Yanlış ve günübirlik politikaların et ve süt hayvancılığını bitirme noktasına getirdiğini, ciddi ve kalıcı tedbirler alınmadığı sürece Türkiye’nin yakın bir gelecekte et ve süt ithal eden bir ülke haline geleceğini belirten Et ve Süt Üreticileri Derneği Yönetim Kurulu Başkanı Mevlüt Polat, “Yanlış hayvancılık politikalarından bir an önce vazgeçilmeli.
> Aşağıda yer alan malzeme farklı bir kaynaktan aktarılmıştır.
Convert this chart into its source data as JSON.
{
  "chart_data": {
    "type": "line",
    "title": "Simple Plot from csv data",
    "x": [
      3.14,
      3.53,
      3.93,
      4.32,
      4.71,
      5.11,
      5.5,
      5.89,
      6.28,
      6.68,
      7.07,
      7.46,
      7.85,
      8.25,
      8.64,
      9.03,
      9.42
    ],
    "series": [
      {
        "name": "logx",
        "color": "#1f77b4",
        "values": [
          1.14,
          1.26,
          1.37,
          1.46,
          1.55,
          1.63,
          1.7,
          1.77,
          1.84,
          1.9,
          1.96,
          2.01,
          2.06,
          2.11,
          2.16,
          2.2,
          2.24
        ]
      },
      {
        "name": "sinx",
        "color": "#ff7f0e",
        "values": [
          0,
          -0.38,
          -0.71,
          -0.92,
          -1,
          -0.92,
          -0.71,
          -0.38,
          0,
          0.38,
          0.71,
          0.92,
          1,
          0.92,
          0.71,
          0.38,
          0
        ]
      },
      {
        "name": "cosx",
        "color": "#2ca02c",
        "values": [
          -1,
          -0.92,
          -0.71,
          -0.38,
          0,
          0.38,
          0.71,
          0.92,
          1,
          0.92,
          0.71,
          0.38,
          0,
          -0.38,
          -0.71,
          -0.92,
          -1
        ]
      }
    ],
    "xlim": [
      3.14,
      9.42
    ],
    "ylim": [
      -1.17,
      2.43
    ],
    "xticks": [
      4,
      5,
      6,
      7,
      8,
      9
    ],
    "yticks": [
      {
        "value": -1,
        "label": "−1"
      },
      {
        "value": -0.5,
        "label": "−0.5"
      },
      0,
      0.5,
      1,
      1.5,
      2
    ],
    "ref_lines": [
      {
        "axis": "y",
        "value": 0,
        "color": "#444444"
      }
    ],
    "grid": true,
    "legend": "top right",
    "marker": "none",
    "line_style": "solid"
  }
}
Aksi takdirde sütü ve eti ithal etmek zorunda kalırız” dedi.
Hayvancılık 20 yıldır kan kaybediyor
Canlı hayvan üretimi konusundaki yanlış politikaların ve sektörün gerilemeye başlamasının yaklaşık 20 yıl önce başladığını ve yanlışların giderek arttığını belirten Polat, “Hayvancılık üretimindeki sorunlar 1983 yılında başladı. O dönem zorunlu göçlerle birlikte otlak ve meraların boşaltılması büyük oranda üretimi etkiledi. Ancak daha sonra siyasi olarak ülkede pek çok konunun aydınlığa kavuşmasına rağmen hayvancılık sektörünün yeniden dirilip canlanması için tedbir alınmadı. Düşünün, sorun başladığında doğan çocuklar askere gitti, döndü, ancak hayvancılık sektörünün sorunları konusunda bu kadar yılda bir arpa boyu yol kat edilmedi. Üretim düştükçe düştü, biz sorun var dedikçe birileri bunlara kulak tıkayıp sorunların üzerine toprak attı” diye konuştu.
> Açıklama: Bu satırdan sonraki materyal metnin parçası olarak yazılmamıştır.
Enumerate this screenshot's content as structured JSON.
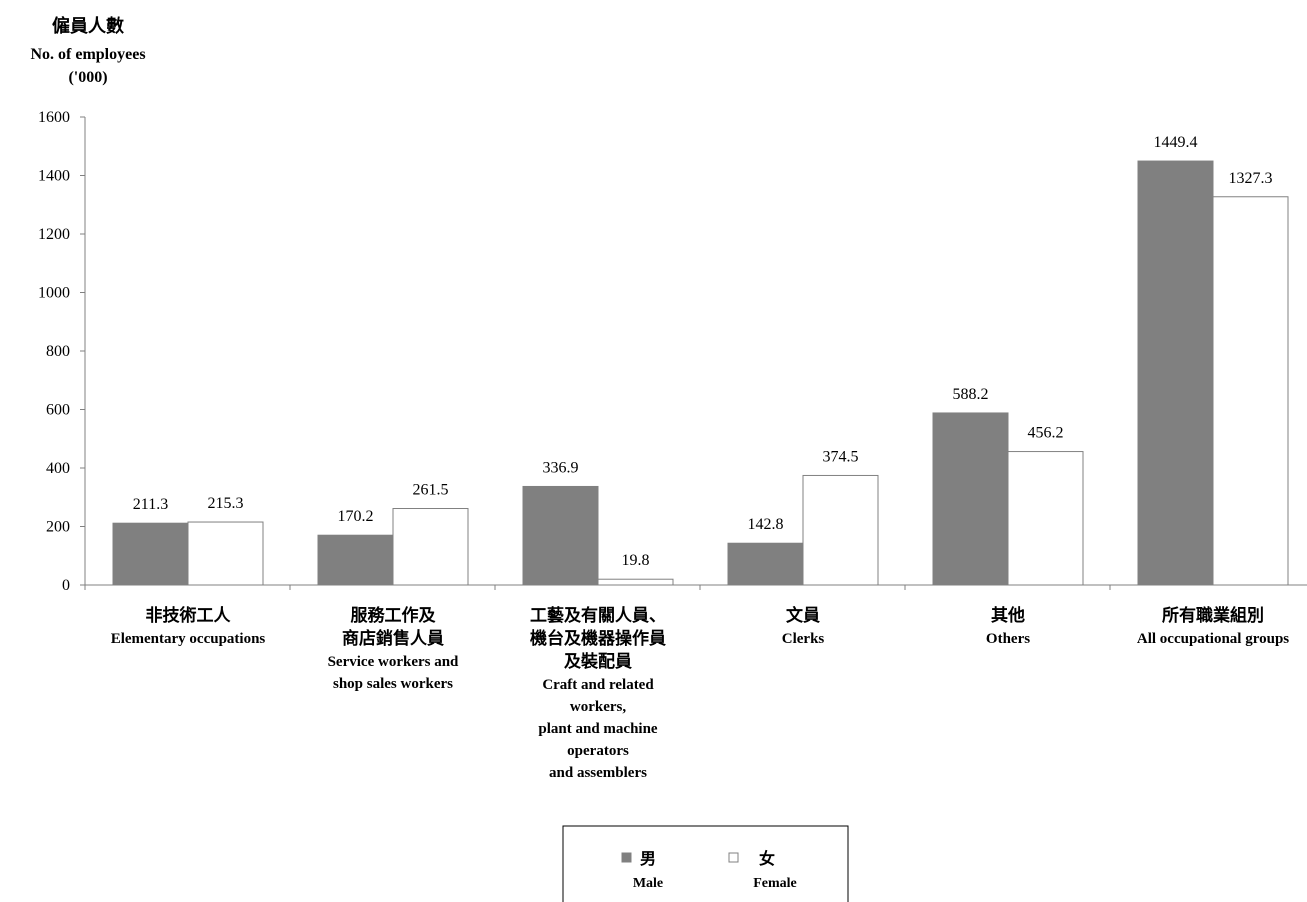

Damızlık hayvan da kalmayacak
Canlı hayvan üretiminin durma noktasına gelmesinin ülke sağlığı açısından birtakım sakıncaları olduğunu toplum sağlığı açısından önemli olan hayvan ırklarının tükenmeye karşı karşıya kaldığını belirten Polat, “Kendi topraklarımızda üretilen koyun ve büyükbaş hayvanlar çok sağlıklıdır. Tamamen doğal ortamlarda ve hormonsuz üretilmektedir. Ancak giderek azalan bu sayı korkarım ki çok değerli olan bu türlerin bir gün yok olmasını doğuracak. Çok önemsediğimiz damızlık yarın tükenmesi durumunda zarar görecek sadece canlı hayvan sektörü olmayacak tüm halk zarar görecektir. Sağlıklı ve besleyici değeri olan siyah etin yerine nereden geldiği belli olmayan sağlıksız eti yemek zorunda kalacak halka yazık olacak” dedi.
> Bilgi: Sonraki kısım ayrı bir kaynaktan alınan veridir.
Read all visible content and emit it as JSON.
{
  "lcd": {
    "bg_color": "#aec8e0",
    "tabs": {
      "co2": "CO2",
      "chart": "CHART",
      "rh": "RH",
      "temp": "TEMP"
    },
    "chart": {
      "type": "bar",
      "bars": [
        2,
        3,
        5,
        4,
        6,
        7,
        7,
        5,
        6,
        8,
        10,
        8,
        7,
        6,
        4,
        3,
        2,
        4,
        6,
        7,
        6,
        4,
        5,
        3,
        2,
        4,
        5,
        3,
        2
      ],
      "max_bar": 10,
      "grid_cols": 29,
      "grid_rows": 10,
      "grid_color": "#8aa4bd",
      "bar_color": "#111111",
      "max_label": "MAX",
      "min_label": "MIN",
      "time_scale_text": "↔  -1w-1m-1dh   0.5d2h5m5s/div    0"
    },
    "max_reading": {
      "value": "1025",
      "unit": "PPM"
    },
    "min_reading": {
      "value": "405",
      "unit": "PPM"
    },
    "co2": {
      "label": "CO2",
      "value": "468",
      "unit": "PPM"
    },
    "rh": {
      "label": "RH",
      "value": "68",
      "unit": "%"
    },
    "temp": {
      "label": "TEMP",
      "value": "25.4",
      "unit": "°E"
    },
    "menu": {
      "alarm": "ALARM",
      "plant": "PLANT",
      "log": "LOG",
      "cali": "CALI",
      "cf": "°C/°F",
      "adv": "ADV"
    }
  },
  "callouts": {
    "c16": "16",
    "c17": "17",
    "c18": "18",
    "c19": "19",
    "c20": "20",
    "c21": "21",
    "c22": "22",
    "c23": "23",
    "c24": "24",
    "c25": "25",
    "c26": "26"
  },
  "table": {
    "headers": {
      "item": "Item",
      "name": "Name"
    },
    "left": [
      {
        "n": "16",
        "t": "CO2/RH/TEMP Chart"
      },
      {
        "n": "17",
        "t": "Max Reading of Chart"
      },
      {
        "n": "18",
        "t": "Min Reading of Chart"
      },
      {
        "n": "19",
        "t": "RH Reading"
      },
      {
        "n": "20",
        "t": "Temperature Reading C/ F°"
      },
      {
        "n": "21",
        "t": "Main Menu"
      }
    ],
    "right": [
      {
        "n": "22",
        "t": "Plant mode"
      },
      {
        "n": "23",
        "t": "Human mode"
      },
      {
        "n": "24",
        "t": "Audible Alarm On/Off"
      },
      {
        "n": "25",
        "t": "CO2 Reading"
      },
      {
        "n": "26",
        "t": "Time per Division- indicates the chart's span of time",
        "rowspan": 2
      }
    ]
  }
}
Hayvancılık sektörü onlarca sektörü besler
Ülkelerin sağlığında, kalkınmasında, doğal ortamının bozulmadan zenginleşebilmesinde, hayvancılık sektörünün canlı ve diri kalmasının önemli olduğunu söyleyen Polat, “Bir ülkenin kalkınabilmesi, halkımız sağlıklı olabilmesi, doğal şartlarının korunabilmesi, tarım ve hayvancılığa gereken desteğin verilmesiyle mümkündür. Her şeyi bir yana bırakalım, kısa vadede düşünsek bile, hayvancılık sektörüne verilen önem, göçleri önlediği gibi toplumsal olayları da engeller” dedi.
AB’ye girmeyi istiyorsak süt kuzularını kesmeyelim
Bölgede ciddi anlamda damızlık koyun sıkıntısı olduğu, buna rağmen süt kuzusu kesiminin de yaygın olduğunu, gelişmiş ülkelerde süt kuzusu kesiminin yasak olduğunu hatırlatan Polat, “Kentimizde ve ülkemizde öncelikle süt kuzusunun kesimi yasaklanmalı. AB topluluğunun bu konuda standartları vardır, bizde de uygulanmalı” diye konuştu.
Polat, canlı hayvan üretiminin tamamen bitmemesi için üreticilere yemden mazota kadar pek çok girdilerde destek verilmesini ve hayvancılığın özendirilmesi gerektiğini söyledi.